Jika menyangkut hubungan homo-afektif, seperti yang dijelaskan dalam novel Baldwin, masalahnya mengambil bentuk tertentu, karena secara bersamaan dan melengkapi “mitos orang kulit hitam kaya” kita mempunyai mitos tentang “orang kulit hitam yang kaya”. gay kulit hitam aktif” punya. , seolah-olah bentuk-bentuk di mana seorang homoseksual kulit hitam merasakan kenikmatan bersama pasangannya tunduk pada panjang dan ketebalan pasangannya penis. Hal ini membawa kita kembali ke masa remaja kita sendiri… Kita ingat bahwa pacar pertama kita berkulit hitam dan memiliki mahar yang “besar”, menyebabkan kita bingung dan kecewa ketika dia mengaku pasif.
Sekarang, kami kaum gay berkulit putih telah dibesarkan, berdasarkan model rasis dan cisheteronormatif, untuk memandang hubungan, pacar, dan teman yang dirasialisasikan dengan cara ini; yang sama sekali tidak menyiratkan kurangnya tanggung jawab di pihak kita. Apa yang kami maksudkan adalah bahwa ini adalah masalah yang lebih luas dan bersifat struktural.
Namun permasalahan ini tidak hanya terbatas pada laki-laki kulit hitam, namun juga meluas pada laki-laki Asia dan keturunan Asia; walaupun mekanisme atau prosesnya sama rasialisasi, cara kerjanya sebaliknya.

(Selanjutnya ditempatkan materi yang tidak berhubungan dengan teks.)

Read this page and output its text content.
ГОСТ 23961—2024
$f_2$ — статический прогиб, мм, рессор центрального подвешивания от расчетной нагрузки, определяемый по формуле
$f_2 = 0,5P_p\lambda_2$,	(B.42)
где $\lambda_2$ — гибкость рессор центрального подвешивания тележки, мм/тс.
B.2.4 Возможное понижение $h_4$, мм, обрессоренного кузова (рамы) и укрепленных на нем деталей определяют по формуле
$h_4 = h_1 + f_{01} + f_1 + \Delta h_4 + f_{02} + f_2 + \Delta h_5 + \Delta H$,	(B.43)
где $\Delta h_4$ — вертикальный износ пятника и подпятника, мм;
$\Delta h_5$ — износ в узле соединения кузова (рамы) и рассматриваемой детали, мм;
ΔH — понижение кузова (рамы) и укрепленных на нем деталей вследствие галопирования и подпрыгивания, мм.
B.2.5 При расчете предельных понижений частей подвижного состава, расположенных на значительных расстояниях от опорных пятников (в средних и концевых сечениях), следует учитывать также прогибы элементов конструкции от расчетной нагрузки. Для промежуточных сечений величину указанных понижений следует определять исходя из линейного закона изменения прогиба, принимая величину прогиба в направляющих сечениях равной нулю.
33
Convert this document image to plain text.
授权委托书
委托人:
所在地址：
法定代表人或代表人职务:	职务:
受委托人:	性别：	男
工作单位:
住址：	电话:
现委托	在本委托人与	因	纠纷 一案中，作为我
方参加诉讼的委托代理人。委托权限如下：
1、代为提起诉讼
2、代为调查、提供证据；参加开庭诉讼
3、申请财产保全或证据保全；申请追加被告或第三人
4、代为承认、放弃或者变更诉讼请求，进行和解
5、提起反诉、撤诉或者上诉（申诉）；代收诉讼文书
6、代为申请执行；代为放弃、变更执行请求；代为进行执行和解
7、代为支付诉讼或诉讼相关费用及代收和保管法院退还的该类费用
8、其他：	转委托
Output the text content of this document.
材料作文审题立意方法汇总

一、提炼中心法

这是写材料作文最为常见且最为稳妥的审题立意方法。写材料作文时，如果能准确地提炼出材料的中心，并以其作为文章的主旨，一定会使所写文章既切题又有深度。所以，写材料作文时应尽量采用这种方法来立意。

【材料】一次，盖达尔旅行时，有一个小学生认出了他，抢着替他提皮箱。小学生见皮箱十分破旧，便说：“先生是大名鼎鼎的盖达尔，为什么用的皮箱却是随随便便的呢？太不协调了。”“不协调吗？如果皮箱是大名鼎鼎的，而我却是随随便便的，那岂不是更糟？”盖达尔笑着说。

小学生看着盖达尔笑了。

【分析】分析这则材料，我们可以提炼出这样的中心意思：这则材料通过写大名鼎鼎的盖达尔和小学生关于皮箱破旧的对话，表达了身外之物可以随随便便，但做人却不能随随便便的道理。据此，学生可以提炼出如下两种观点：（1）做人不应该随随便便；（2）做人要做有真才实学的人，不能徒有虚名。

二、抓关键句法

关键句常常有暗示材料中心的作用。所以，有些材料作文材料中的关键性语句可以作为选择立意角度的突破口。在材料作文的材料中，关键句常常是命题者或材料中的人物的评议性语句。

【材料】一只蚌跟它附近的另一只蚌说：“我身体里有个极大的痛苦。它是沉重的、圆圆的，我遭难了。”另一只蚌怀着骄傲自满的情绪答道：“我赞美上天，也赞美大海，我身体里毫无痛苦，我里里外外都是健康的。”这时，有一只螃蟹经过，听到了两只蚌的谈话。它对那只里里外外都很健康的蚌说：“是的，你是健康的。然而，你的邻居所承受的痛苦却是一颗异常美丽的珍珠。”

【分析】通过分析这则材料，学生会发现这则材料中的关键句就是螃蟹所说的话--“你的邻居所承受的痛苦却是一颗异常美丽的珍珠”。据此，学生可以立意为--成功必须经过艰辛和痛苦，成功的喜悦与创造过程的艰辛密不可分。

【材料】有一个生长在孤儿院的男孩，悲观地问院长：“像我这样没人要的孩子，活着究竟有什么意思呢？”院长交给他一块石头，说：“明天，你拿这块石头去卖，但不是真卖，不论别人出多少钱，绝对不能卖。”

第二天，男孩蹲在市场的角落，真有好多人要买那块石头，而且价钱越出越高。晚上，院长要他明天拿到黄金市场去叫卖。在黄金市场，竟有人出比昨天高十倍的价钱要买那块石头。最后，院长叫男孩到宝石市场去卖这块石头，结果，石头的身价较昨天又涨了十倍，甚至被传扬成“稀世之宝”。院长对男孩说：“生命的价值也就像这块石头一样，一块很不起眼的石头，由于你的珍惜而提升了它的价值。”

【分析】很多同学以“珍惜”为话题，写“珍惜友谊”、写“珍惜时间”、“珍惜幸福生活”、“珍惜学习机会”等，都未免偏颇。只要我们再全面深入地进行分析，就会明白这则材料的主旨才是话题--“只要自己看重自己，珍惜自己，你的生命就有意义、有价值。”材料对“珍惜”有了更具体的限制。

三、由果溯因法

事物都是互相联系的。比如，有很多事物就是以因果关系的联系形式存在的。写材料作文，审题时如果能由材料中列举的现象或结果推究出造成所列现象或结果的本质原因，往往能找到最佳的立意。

Oleh karena itu, orang Asia adalah orang yang selalu diejek sebagai orang yang memiliki penis kecil. Dalam hal ini, kami dapat menyebutkan komentar yang meremehkan dan meremehkan penyanyi Korea Selatan Park Jimin di media sosial, yang diklaim bahwa dia penis Ia mempunyai “ukuran negatif, keras dari – 20 hingga – 25 sentimeter”.
Di satu sisi, kelebihan hewani orang kulit hitam (Afrika dan Amerika); di sisi lain, impotensi laki-laki keturunan Asia dan Asia. Di tengah-tengah berdiri sikap moderat orang kulit putih, yang justru karena tidak dilibatkan, secara implisit dianggap sebagai acuan, landasan, suatu aspek yang konon menunjukkan superioritasnya sendiri pada tingkat evolusi.
Dari itinerary ini terlihat jelas bahwa fiksasi dengan besarnya penis hal ini lebih terkait dengan aspek politik-ideologis dari imajinasi Barat, yang mana perbedaan budaya dan identitas ditandai pada tubuh subjek tertentu melalui dugaan diferensiasi biologis yang melaluinya subjek-subjek ini dilanggar dan dihapus, dibandingkan dengan aspek anatomi itu sendiri. Cukuplah untuk menyebutkan bahwa pria Korea Selatan dan Tiongkok, keduanya distigmatisasi oleh a penis dianggap “kecil”, mereka berada pada rata-rata dunia, sama dengan rata-rata pria Brasil.
REFERENSI
BALDWIN, James. Dan kotak-kotak itu tidak akan mempunyai nama. Trans. Crayton Sarzy. Sao Paulo: Brasiliense, 1973.
KILOMBA, G. Kenangan perkebunan: episode rasisme sehari-hari. Trans. Jess Oliveira. Rio de Janeiro: Cobogo, 2019.